In coaching, the typical fear is always that you, as a talent, might actually have to change some things in order to become more fully fleshed out. Technique is a part of it, and there are many Program Directors who are very good at teaching the various techniques that work best in any given format. I’ve got my own set (what a lot of people have called “The Kramer Rules”) that form that firmament, the solid rock foundation a talent builds on.
Caution: Techniques that don’t grow out of a specific Strategy are just flotsam floating by. Strategy dictates Techniques, not the other way around.
And then you have Style, which is what we work on the most. Many air talents think they already have a certain style, but it’s really just a mish-mash of techniques wrapped around an Attitude.

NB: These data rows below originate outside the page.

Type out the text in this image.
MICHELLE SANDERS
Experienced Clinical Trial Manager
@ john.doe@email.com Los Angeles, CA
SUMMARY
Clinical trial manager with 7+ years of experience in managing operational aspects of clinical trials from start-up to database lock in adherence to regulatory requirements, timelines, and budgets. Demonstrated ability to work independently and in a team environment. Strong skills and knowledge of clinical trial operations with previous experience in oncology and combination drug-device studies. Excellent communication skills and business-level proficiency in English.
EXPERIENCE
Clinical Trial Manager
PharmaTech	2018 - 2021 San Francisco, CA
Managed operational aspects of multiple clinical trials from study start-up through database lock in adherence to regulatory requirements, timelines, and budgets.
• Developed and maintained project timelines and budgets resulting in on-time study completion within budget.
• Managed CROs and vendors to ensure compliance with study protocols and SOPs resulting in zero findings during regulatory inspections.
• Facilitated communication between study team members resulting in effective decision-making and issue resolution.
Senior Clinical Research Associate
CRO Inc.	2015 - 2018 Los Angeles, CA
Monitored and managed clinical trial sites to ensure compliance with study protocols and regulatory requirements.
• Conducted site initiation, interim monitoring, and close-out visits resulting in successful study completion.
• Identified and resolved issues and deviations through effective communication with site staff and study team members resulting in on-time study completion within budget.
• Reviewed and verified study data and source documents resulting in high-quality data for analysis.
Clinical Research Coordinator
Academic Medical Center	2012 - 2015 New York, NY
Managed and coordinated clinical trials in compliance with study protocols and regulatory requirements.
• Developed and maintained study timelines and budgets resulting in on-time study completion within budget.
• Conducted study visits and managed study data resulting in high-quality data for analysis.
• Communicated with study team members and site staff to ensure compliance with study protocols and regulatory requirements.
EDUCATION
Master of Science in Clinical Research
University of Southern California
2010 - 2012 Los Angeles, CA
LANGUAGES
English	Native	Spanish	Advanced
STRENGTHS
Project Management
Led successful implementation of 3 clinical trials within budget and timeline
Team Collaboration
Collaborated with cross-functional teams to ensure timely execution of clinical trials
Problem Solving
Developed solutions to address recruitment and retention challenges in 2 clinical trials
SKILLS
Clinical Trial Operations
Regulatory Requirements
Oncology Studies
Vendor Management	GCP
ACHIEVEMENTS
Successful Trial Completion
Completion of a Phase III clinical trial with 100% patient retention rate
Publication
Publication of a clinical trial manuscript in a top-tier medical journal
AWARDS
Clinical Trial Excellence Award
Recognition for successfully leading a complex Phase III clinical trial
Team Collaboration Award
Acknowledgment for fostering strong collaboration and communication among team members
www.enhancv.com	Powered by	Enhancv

So I believe the way to look at it is yes, you want to learn the right techniques – and which ones are outdated, or just wrong from the word “go”. But how you DO those techniques are where your true Style comes from.
Example: The brilliant Mike Fisher, a truly great writer and fine air talent, was part of the staff at my last PD gig, a Talk station in Dallas. Early on, we went over certain techniques to handle callers – no “hi, how ya doin’ today?” stuff (no one cares), ONE point from each caller, no phony “and Jess has something to say…” antiquated “entry lines” into a call, etc.
And Mike did well, but he put his own twist on it with this phone call solicitation: “Get in, get on, and be good,” followed by giving the phone number.
That statement, that “set of rules” for his callers to follow, defined his Style. No b. s. was going to be tolerated, no filibusters, no boring analysis. Get in, get on, and be good. The pressure was on the CALLER, not Mike.